However, the company will continue to use its Symbian operating system for its lower-end smartphones.
The move might be seen as a bid to restore Nokia’s shaky fortunes in the high-end smartphone market — it has revised its Q2 2010 guidance, warning that its share of the mobile device market in value will be lower year over year, partly because of pressures brought about by rival phonemakers.
What’s a MeeGo?
MeeGo was formed in February through the merging of Intel’s (Nasdaq: INTC) Moblin and Nokia’s Maemo mobile operating systems.
It uses the Qt application development environment, which lets developers write apps once and run them across multiple devices. However, Nokia’s attempts to attract developers to write apps for the operating system do not appear to have gained a great deal of attraction at present.
Devices running MeeGo are scheduled to hit the streets later this year.
Symbian Rules, but for How Long?
Nokia still dominates the worldwide mobile terminals market, taking a 36.2 percent share in that field in the first quarter of 2010, according to Gartner’s (NYSE: IT) statistics.
Samsung came second with 19.1 percent, LG third with 9.9 percent, and RIM fourth with 2.7 percent.
In the smartphone sector, Symbian devices accounted for 48.8 percent of smartphone sales to end users worldwide.
RIM came second with 20.6 percent, the iPhone third with 10.5 percent, and Windows Mobile fourth with 10.2 percent.
“Nokia is the number one manufacturer of cellular handsets, but in reality that’s not as good as it sounds,” Allen Nogee, a principal analyst at In-Stat, told LinuxInsider. “Nokia is most popular with low-end, low-cost handsets in developing countries as well as all types throughout Europe.”
That success in the low end has cost the company. In its outlook for the second quarter of 2010, Nokia says multiple factors are causing it pain.
“These factors include the competitive environment, particularly at the high end of the market, and shifts in product mix towards somewhat lower gross margin products,” a Nokia statement reads. The company forecast that sales of devices and services will be at the low end of — or below — initial projections.
The Times They Are A-Changin’
“With Symbian, Nokia has partly enjoyed the benefit that few device vendors had — control of its own operating system,” Chris Hazelton, a research director at the 451 Group, told LinuxInsider.
“Nokia needs to regroup and refocus on hardware tightly integrated with MeeGo,” Hazelton said. “But until it offers a touchscreen smartphone with an easy, intuitive user interface, it will continue to lag the market,” he pointed out.
“Symbian’s market share has fallen over the years,” In-Stat’s Nogee said. “With this announcement about MeeGo, even though Nokia will restrict Symbian to its lower-end smartphones, the long-term viability of that operating system is in question.
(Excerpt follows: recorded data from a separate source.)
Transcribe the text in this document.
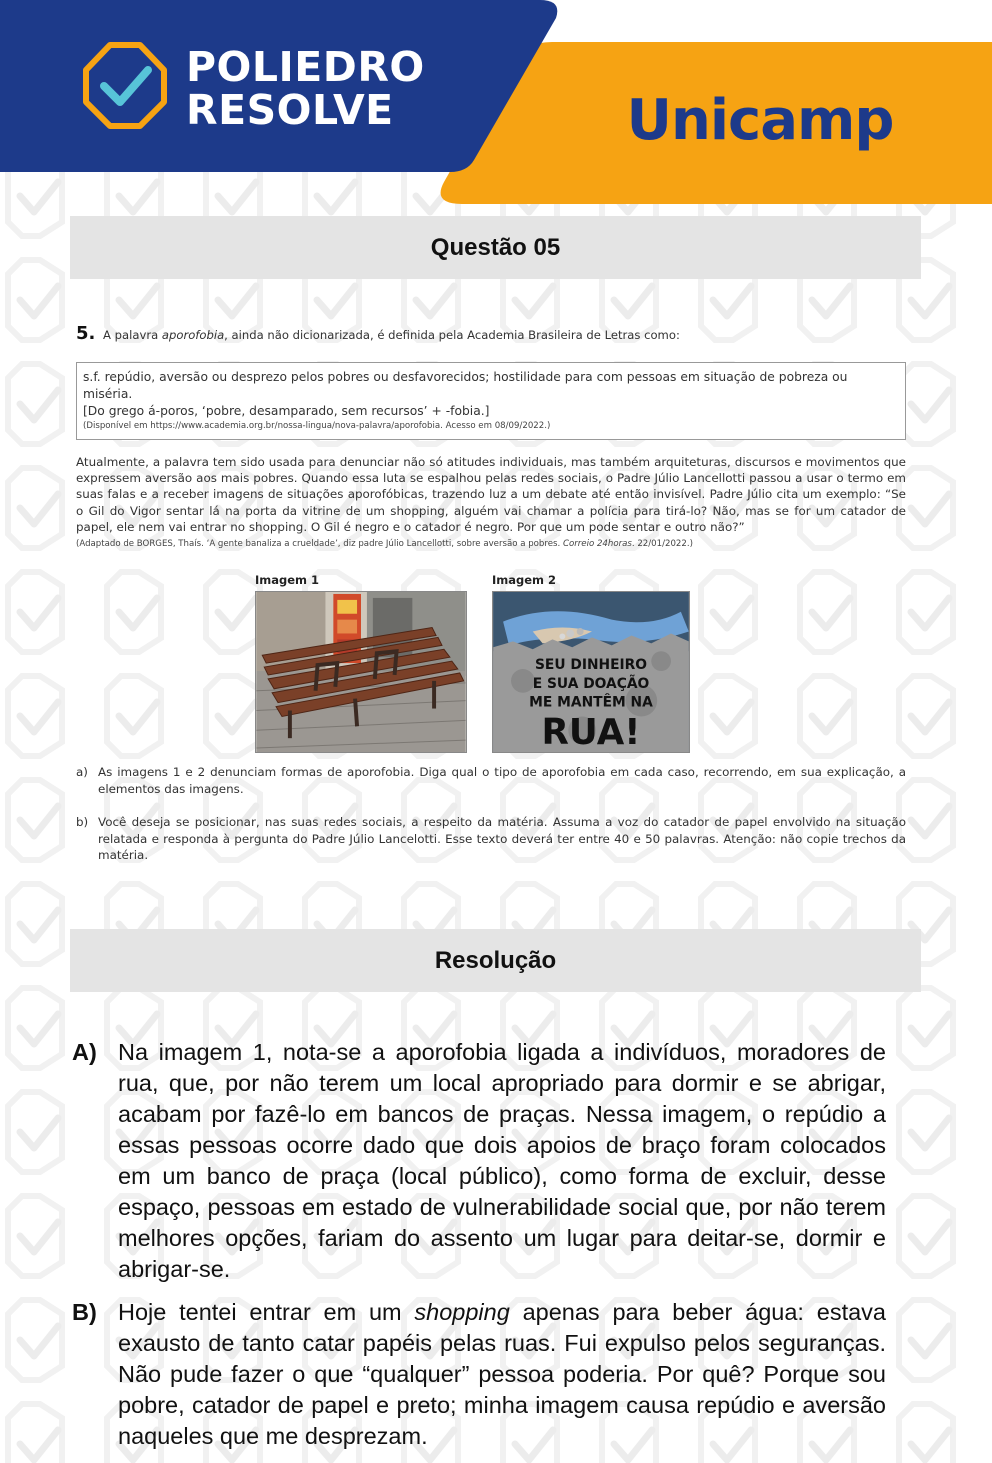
POLIEDRO
RESOLVE	Unicamp
Questão 05
5. A palavra aporofobia, ainda não dicionarizada, é definida pela Academia Brasileira de Letras como:
s.f. repúdio, aversão ou desprezo pelos pobres ou desfavorecidos; hostilidade para com pessoas em situação de pobreza ou miséria.
[Do grego á-poros, ‘pobre, desamparado, sem recursos’ + -fobia.]
(Disponível em https://www.academia.org.br/nossa-lingua/nova-palavra/aporofobia. Acesso em 08/09/2022.)
Atualmente, a palavra tem sido usada para denunciar não só atitudes individuais, mas também arquiteturas, discursos e movimentos que expressem aversão aos mais pobres. Quando essa luta se espalhou pelas redes sociais, o Padre Júlio Lancellotti passou a usar o termo em suas falas e a receber imagens de situações aporofóbicas, trazendo luz a um debate até então invisível. Padre Júlio cita um exemplo: “Se o Gil do Vigor sentar lá na porta da vitrine de um shopping, alguém vai chamar a polícia para tirá-lo? Não, mas se for um catador de papel, ele nem vai entrar no shopping. O Gil é negro e o catador é negro. Por que um pode sentar e outro não?”
(Adaptado de BORGES, Thaís. ‘A gente banaliza a crueldade’, diz padre Júlio Lancellotti, sobre aversão a pobres. Correio 24horas. 22/01/2022.)
Imagem 1	Imagem 2
SEU DINHEIRO
E SUA DOAÇÃO
ME MANTÊM NA
RUA!
a) As imagens 1 e 2 denunciam formas de aporofobia. Diga qual o tipo de aporofobia em cada caso, recorrendo, em sua explicação, a elementos das imagens.
b) Você deseja se posicionar, nas suas redes sociais, a respeito da matéria. Assuma a voz do catador de papel envolvido na situação relatada e responda à pergunta do Padre Júlio Lancelotti. Esse texto deverá ter entre 40 e 50 palavras. Atenção: não copie trechos da matéria.
Resolução
A) Na imagem 1, nota-se a aporofobia ligada a indivíduos, moradores de rua, que, por não terem um local apropriado para dormir e se abrigar, acabam por fazê-lo em bancos de praças. Nessa imagem, o repúdio a essas pessoas ocorre dado que dois apoios de braço foram colocados em um banco de praça (local público), como forma de excluir, desse espaço, pessoas em estado de vulnerabilidade social que, por não terem melhores opções, fariam do assento um lugar para deitar-se, dormir e abrigar-se.
B) Hoje tentei entrar em um shopping apenas para beber água: estava exausto de tanto catar papéis pelas ruas. Fui expulso pelos seguranças. Não pude fazer o que “qualquer” pessoa poderia. Por quê? Porque sou pobre, catador de papel e preto; minha imagem causa repúdio e aversão naqueles que me desprezam.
It’s only a matter of time before Android and iPhone surpass Symbian.”
Will MeeGo Give Nokia a Better Tomorrow?
Focusing on MeeGo could let Nokia become a more active player in the changing mobile market.
“What you’re seeing is the evolution of the next-generation operating system,” Maribel Lopez, founder and principal analyst at Lopez Research, told LinuxInsider. “Apple and Google (Nasdaq: GOOG) are currently battling to replace Windows on all the next-generation non-PC devices. RIM, Windows Mobile and now Nokia with MeeGo are looking to enter the battle with new mobile-oriented computing operating systems,” she said.
“For Nokia to succeed and remain relevant in the high-end smartphone segment, it needs to provide a great device on a great operating system with a great user experience,” the 451 Group’s Hazelton said.
“Symbian has failed to do this, so Nokia is turning to its only alternative, which is MeeGo,” he added.
There’s room in the market for at least two leading mobile operating systems, Lopez contended. Nokia might be one of them simply because of its installed base worldwide.
“We’d be foolish to ignore the size and presence of Nokia in the global landscape,” Lopez said.